A similar issue (and the solution) is described in The Better Alternative to Lifetime GATs - Sabrina Jewson (I really recommend reading this). In summary, using higher ranked trait bounds and lifetime GATs together makes the compiler think some types need to be 'static, in this case RefTxCursor.

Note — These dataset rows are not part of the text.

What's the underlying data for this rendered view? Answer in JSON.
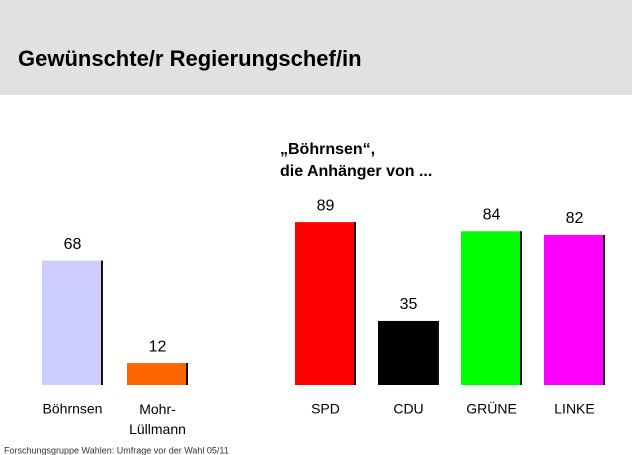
{
  "header": {
    "title": "Gewünschte/r Regierungschef/in"
  },
  "chart_data": [
    {
      "type": "bar",
      "categories": [
        "Böhrnsen",
        "Mohr-Lüllmann"
      ],
      "values": [
        68,
        12
      ],
      "colors": [
        "#ccccff",
        "#ff6600"
      ]
    },
    {
      "type": "bar",
      "title": "„Böhrnsen“, die Anhänger von ...",
      "categories": [
        "SPD",
        "CDU",
        "GRÜNE",
        "LINKE"
      ],
      "values": [
        89,
        35,
        84,
        82
      ],
      "colors": [
        "#ff0000",
        "#000000",
        "#00ff00",
        "#ff00ff"
      ]
    }
  ],
  "source": "Forschungsgruppe Wahlen: Umfrage vor der Wahl 05/11"
}
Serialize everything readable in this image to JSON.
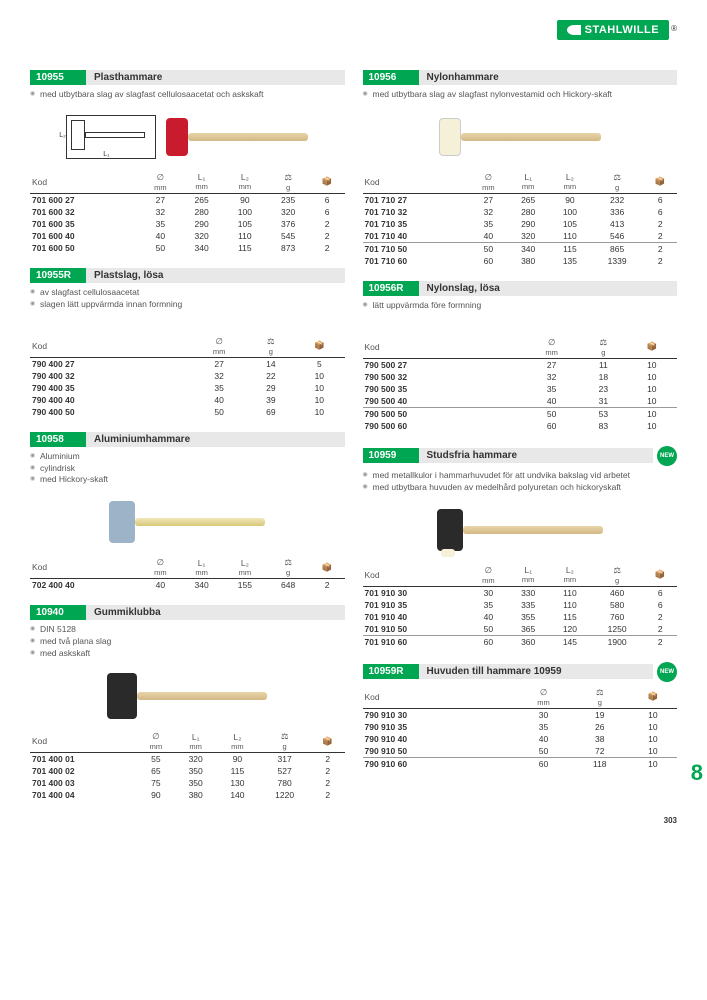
{
  "brand": "STAHLWILLE",
  "page_number": "303",
  "side_tab": "8",
  "new_label": "NEW",
  "col_headers": {
    "kod": "Kod",
    "diam": "∅",
    "mm": "mm",
    "l1": "L₁",
    "l2": "L₂",
    "weight": "⚖",
    "g": "g",
    "pack": "📦"
  },
  "sections": {
    "s10955": {
      "code": "10955",
      "title": "Plasthammare",
      "desc": [
        "med utbytbara slag av slagfast cellulosaacetat och askskaft"
      ],
      "head_color": "#c91b2e",
      "handle_color": "linear-gradient(#e8d4a8,#d4b886)",
      "rows": [
        [
          "701 600 27",
          "27",
          "265",
          "90",
          "235",
          "6"
        ],
        [
          "701 600 32",
          "32",
          "280",
          "100",
          "320",
          "6"
        ],
        [
          "701 600 35",
          "35",
          "290",
          "105",
          "376",
          "2"
        ],
        [
          "701 600 40",
          "40",
          "320",
          "110",
          "545",
          "2"
        ],
        [
          "701 600 50",
          "50",
          "340",
          "115",
          "873",
          "2"
        ]
      ]
    },
    "s10955R": {
      "code": "10955R",
      "title": "Plastslag, lösa",
      "desc": [
        "av slagfast cellulosaacetat",
        "slagen lätt uppvärmda innan formning"
      ],
      "rows": [
        [
          "790 400 27",
          "27",
          "14",
          "5"
        ],
        [
          "790 400 32",
          "32",
          "22",
          "10"
        ],
        [
          "790 400 35",
          "35",
          "29",
          "10"
        ],
        [
          "790 400 40",
          "40",
          "39",
          "10"
        ],
        [
          "790 400 50",
          "50",
          "69",
          "10"
        ]
      ]
    },
    "s10958": {
      "code": "10958",
      "title": "Aluminiumhammare",
      "desc": [
        "Aluminium",
        "cylindrisk",
        "med Hickory-skaft"
      ],
      "head_color": "#9db4c8",
      "handle_color": "linear-gradient(#f0e6b8,#d8c87a)",
      "rows": [
        [
          "702 400 40",
          "40",
          "340",
          "155",
          "648",
          "2"
        ]
      ]
    },
    "s10940": {
      "code": "10940",
      "title": "Gummiklubba",
      "desc": [
        "DIN 5128",
        "med två plana slag",
        "med askskaft"
      ],
      "head_color": "#2a2a2a",
      "handle_color": "linear-gradient(#e8d4a8,#d4b886)",
      "rows": [
        [
          "701 400 01",
          "55",
          "320",
          "90",
          "317",
          "2"
        ],
        [
          "701 400 02",
          "65",
          "350",
          "115",
          "527",
          "2"
        ],
        [
          "701 400 03",
          "75",
          "350",
          "130",
          "780",
          "2"
        ],
        [
          "701 400 04",
          "90",
          "380",
          "140",
          "1220",
          "2"
        ]
      ]
    },
    "s10956": {
      "code": "10956",
      "title": "Nylonhammare",
      "desc": [
        "med utbytbara slag av slagfast nylonvestamid och Hickory-skaft"
      ],
      "head_color": "#f5f0d8",
      "handle_color": "linear-gradient(#e8d4a8,#d4b886)",
      "rows": [
        [
          "701 710 27",
          "27",
          "265",
          "90",
          "232",
          "6"
        ],
        [
          "701 710 32",
          "32",
          "280",
          "100",
          "336",
          "6"
        ],
        [
          "701 710 35",
          "35",
          "290",
          "105",
          "413",
          "2"
        ],
        [
          "701 710 40",
          "40",
          "320",
          "110",
          "546",
          "2"
        ],
        [
          "701 710 50",
          "50",
          "340",
          "115",
          "865",
          "2"
        ],
        [
          "701 710 60",
          "60",
          "380",
          "135",
          "1339",
          "2"
        ]
      ]
    },
    "s10956R": {
      "code": "10956R",
      "title": "Nylonslag, lösa",
      "desc": [
        "lätt uppvärmda före formning"
      ],
      "rows": [
        [
          "790 500 27",
          "27",
          "11",
          "10"
        ],
        [
          "790 500 32",
          "32",
          "18",
          "10"
        ],
        [
          "790 500 35",
          "35",
          "23",
          "10"
        ],
        [
          "790 500 40",
          "40",
          "31",
          "10"
        ],
        [
          "790 500 50",
          "50",
          "53",
          "10"
        ],
        [
          "790 500 60",
          "60",
          "83",
          "10"
        ]
      ]
    },
    "s10959": {
      "code": "10959",
      "title": "Studsfria hammare",
      "new": true,
      "desc": [
        "med metallkulor i hammarhuvudet för att undvika bakslag vid arbetet",
        "med utbytbara huvuden av medelhård polyuretan och hickoryskaft"
      ],
      "head_color": "#2a2a2a",
      "handle_color": "linear-gradient(#e8d4a8,#d4b886)",
      "rows": [
        [
          "701 910 30",
          "30",
          "330",
          "110",
          "460",
          "6"
        ],
        [
          "701 910 35",
          "35",
          "335",
          "110",
          "580",
          "6"
        ],
        [
          "701 910 40",
          "40",
          "355",
          "115",
          "760",
          "2"
        ],
        [
          "701 910 50",
          "50",
          "365",
          "120",
          "1250",
          "2"
        ],
        [
          "701 910 60",
          "60",
          "360",
          "145",
          "1900",
          "2"
        ]
      ]
    },
    "s10959R": {
      "code": "10959R",
      "title": "Huvuden till hammare 10959",
      "new": true,
      "rows": [
        [
          "790 910 30",
          "30",
          "19",
          "10"
        ],
        [
          "790 910 35",
          "35",
          "26",
          "10"
        ],
        [
          "790 910 40",
          "40",
          "38",
          "10"
        ],
        [
          "790 910 50",
          "50",
          "72",
          "10"
        ],
        [
          "790 910 60",
          "60",
          "118",
          "10"
        ]
      ]
    }
  }
}
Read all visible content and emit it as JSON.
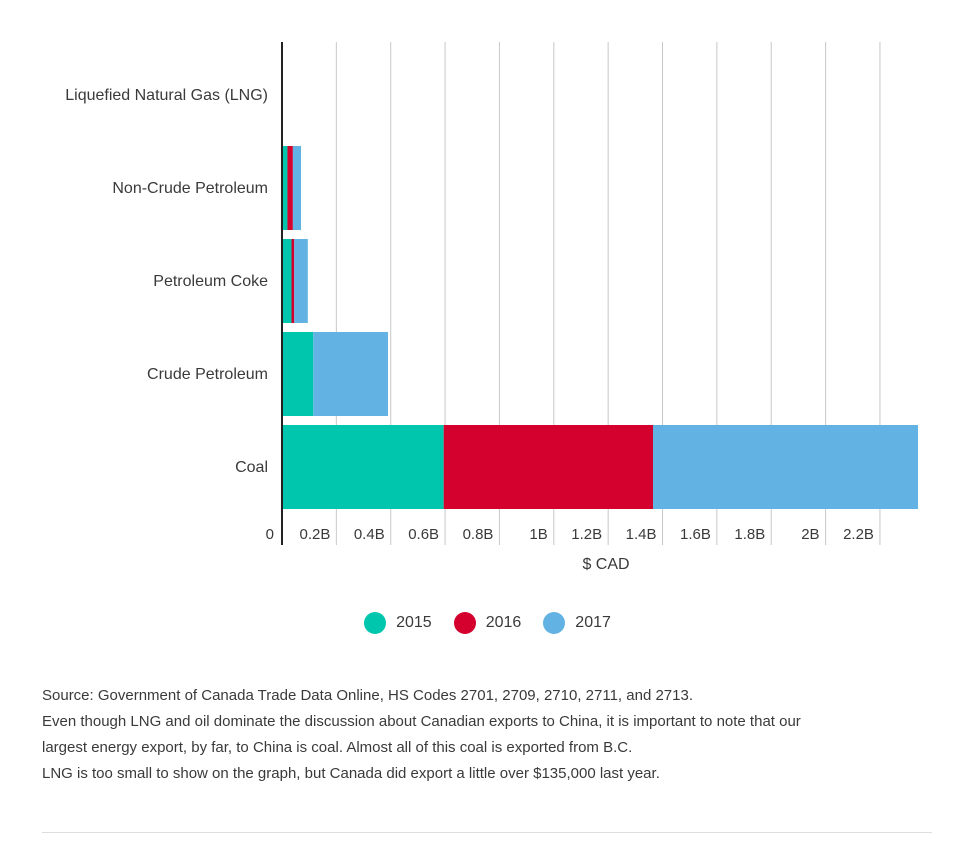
{
  "chart_data": {
    "type": "bar",
    "orientation": "horizontal",
    "stacked": true,
    "categories": [
      "Liquefied Natural Gas (LNG)",
      "Non-Crude Petroleum",
      "Petroleum Coke",
      "Crude Petroleum",
      "Coal"
    ],
    "series": [
      {
        "name": "2015",
        "color": "#00c6ad",
        "values": [
          1e-07,
          0.02,
          0.035,
          0.115,
          0.595
        ]
      },
      {
        "name": "2016",
        "color": "#d4002e",
        "values": [
          0,
          0.02,
          0.01,
          0,
          0.77
        ]
      },
      {
        "name": "2017",
        "color": "#62b2e3",
        "values": [
          1e-07,
          0.03,
          0.05,
          0.275,
          0.975
        ]
      }
    ],
    "xlabel": "$ CAD",
    "xlim": [
      0,
      2.34
    ],
    "x_ticks": [
      {
        "value": 0,
        "label": "0"
      },
      {
        "value": 0.2,
        "label": "0.2B"
      },
      {
        "value": 0.4,
        "label": "0.4B"
      },
      {
        "value": 0.6,
        "label": "0.6B"
      },
      {
        "value": 0.8,
        "label": "0.8B"
      },
      {
        "value": 1.0,
        "label": "1B"
      },
      {
        "value": 1.2,
        "label": "1.2B"
      },
      {
        "value": 1.4,
        "label": "1.4B"
      },
      {
        "value": 1.6,
        "label": "1.6B"
      },
      {
        "value": 1.8,
        "label": "1.8B"
      },
      {
        "value": 2.0,
        "label": "2B"
      },
      {
        "value": 2.2,
        "label": "2.2B"
      }
    ],
    "grid": true,
    "legend_position": "bottom"
  },
  "notes": [
    "Source: Government of Canada Trade Data Online, HS Codes 2701, 2709, 2710, 2711, and 2713.",
    "Even though LNG and oil dominate the discussion about Canadian exports to China, it is important to note that our",
    "largest energy export, by far, to China is coal. Almost all of this coal is exported from B.C.",
    "LNG is too small to show on the graph, but Canada did export a little over $135,000 last year."
  ]
}
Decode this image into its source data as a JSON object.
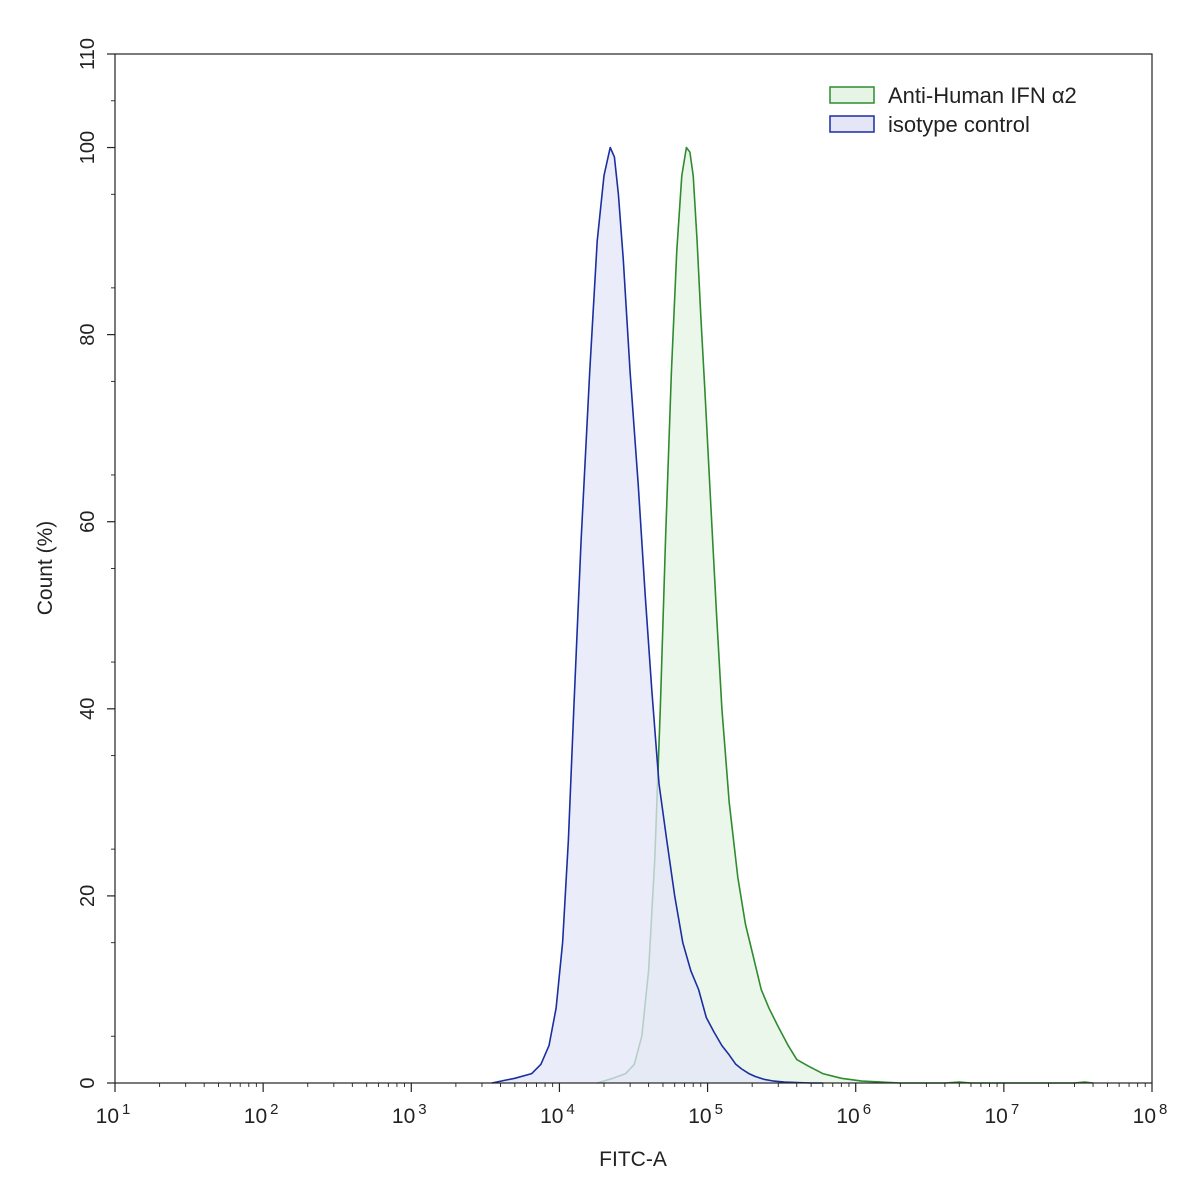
{
  "chart_data": {
    "type": "area",
    "xlabel": "FITC-A",
    "ylabel": "Count  (%)",
    "x_scale": "log",
    "xlim": [
      10,
      100000000
    ],
    "ylim": [
      0,
      110
    ],
    "x_ticks": [
      {
        "value": 10,
        "base": "10",
        "exp": "1"
      },
      {
        "value": 100,
        "base": "10",
        "exp": "2"
      },
      {
        "value": 1000,
        "base": "10",
        "exp": "3"
      },
      {
        "value": 10000,
        "base": "10",
        "exp": "4"
      },
      {
        "value": 100000,
        "base": "10",
        "exp": "5"
      },
      {
        "value": 1000000,
        "base": "10",
        "exp": "6"
      },
      {
        "value": 10000000,
        "base": "10",
        "exp": "7"
      },
      {
        "value": 100000000,
        "base": "10",
        "exp": "8"
      }
    ],
    "y_ticks": [
      {
        "value": 0,
        "label": "0"
      },
      {
        "value": 20,
        "label": "20"
      },
      {
        "value": 40,
        "label": "40"
      },
      {
        "value": 60,
        "label": "60"
      },
      {
        "value": 80,
        "label": "80"
      },
      {
        "value": 100,
        "label": "100"
      },
      {
        "value": 110,
        "label": "110"
      }
    ],
    "grid": false,
    "legend_position": "top-right",
    "series": [
      {
        "name": "Anti-Human IFN α2",
        "stroke": "#2e8b2e",
        "fill": "#e6f4e6",
        "x": [
          18000,
          23000,
          28000,
          32000,
          36000,
          40000,
          44000,
          48000,
          52000,
          57000,
          62000,
          67000,
          72000,
          76000,
          80000,
          85000,
          90000,
          96000,
          105000,
          115000,
          125000,
          140000,
          160000,
          180000,
          200000,
          230000,
          260000,
          300000,
          350000,
          400000,
          480000,
          600000,
          800000,
          1100000,
          1500000,
          2000000,
          4000000,
          5000000,
          6000000,
          30000000,
          35000000,
          40000000
        ],
        "y": [
          0,
          0.5,
          1,
          2,
          5,
          12,
          24,
          40,
          58,
          76,
          89,
          97,
          100,
          99.5,
          97,
          90,
          82,
          74,
          62,
          50,
          40,
          30,
          22,
          17,
          14,
          10,
          8,
          6,
          4,
          2.5,
          1.8,
          1,
          0.5,
          0.2,
          0.1,
          0,
          0,
          0.1,
          0,
          0,
          0.1,
          0
        ]
      },
      {
        "name": "isotype control",
        "stroke": "#1a2fa0",
        "fill": "#e4e6f8",
        "x": [
          3500,
          5000,
          6500,
          7500,
          8500,
          9500,
          10500,
          11500,
          12500,
          14000,
          16000,
          18000,
          20000,
          22000,
          23500,
          25000,
          27000,
          30000,
          34000,
          38000,
          42000,
          47000,
          53000,
          60000,
          68000,
          77000,
          87000,
          98000,
          110000,
          125000,
          140000,
          155000,
          170000,
          190000,
          210000,
          240000,
          280000,
          330000,
          400000,
          500000,
          600000
        ],
        "y": [
          0,
          0.5,
          1,
          2,
          4,
          8,
          15,
          26,
          40,
          58,
          76,
          90,
          97,
          100,
          99,
          95,
          88,
          76,
          64,
          52,
          42,
          32,
          26,
          20,
          15,
          12,
          10,
          7,
          5.5,
          4,
          3,
          2,
          1.5,
          1,
          0.7,
          0.4,
          0.2,
          0.1,
          0.05,
          0,
          0
        ]
      }
    ]
  }
}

The solution is to change the GetKvRefSlice trait to

trait Gat<'a, Implied=&'a Self> {
    type RefKv;
}

trait CursorRefApi<'tx>: for<'a> Gat<'a> {}

And then implement it for RefTxCursor like

impl<'a, 'tx> Gat<'a> for RefTxCursor<'tx> {
    type RefKv = ();
}

impl<'tx> CursorRefApi<'tx> for RefTxCursor<'tx> {}

(By the way, why do you have 'tx on CursorRefApi?)

This makes the code compile:

impl<'tx> RefTxCursor<'tx>
where
    for<'b> <Self as Gat<'b>>::RefKv: PartialOrd<[u8]>,
{
    fn seek_ref<'a>(&'a mut self, _v: &[u8]) -> <Self as Gat<'a>>::RefKv {
        todo!()
    }
}

From what I can see, the same solution should work in the real code.

1 Like

Thank you! I'll mess with this at my next break!!

For compatibility reasons with the original Go library, the database needs to be able to return keys/values that are valid for the entire transaction and aren't limited by the Cursor's lifetime.

Edit: I see what you mean. The 'tx isn't used for the RefApi. I've removed it :slight_smile:

@branamn

Would the get_ref_slice function defined in GetKvRefSlice trait go in the new Gat trait or would that be a new trait?

Something like this?

trait GatRefKv<'a, Implied=&'a Self> {
  type RefKv;
}

pub trait GetGatKvRefSlice : for<'a> GatRefKv<'a> {
  fn get_ref_slice<'a, R: RangeBounds<usize>>(&'a self, range: R) -> <Self as GatRefKv<'a>>::RefKv;
}

I think you could put it on either trait. But it seems most ergonomic to do as you have done.

1 Like

I was able to get everything compiling and moving forward again. Thank you for helping me!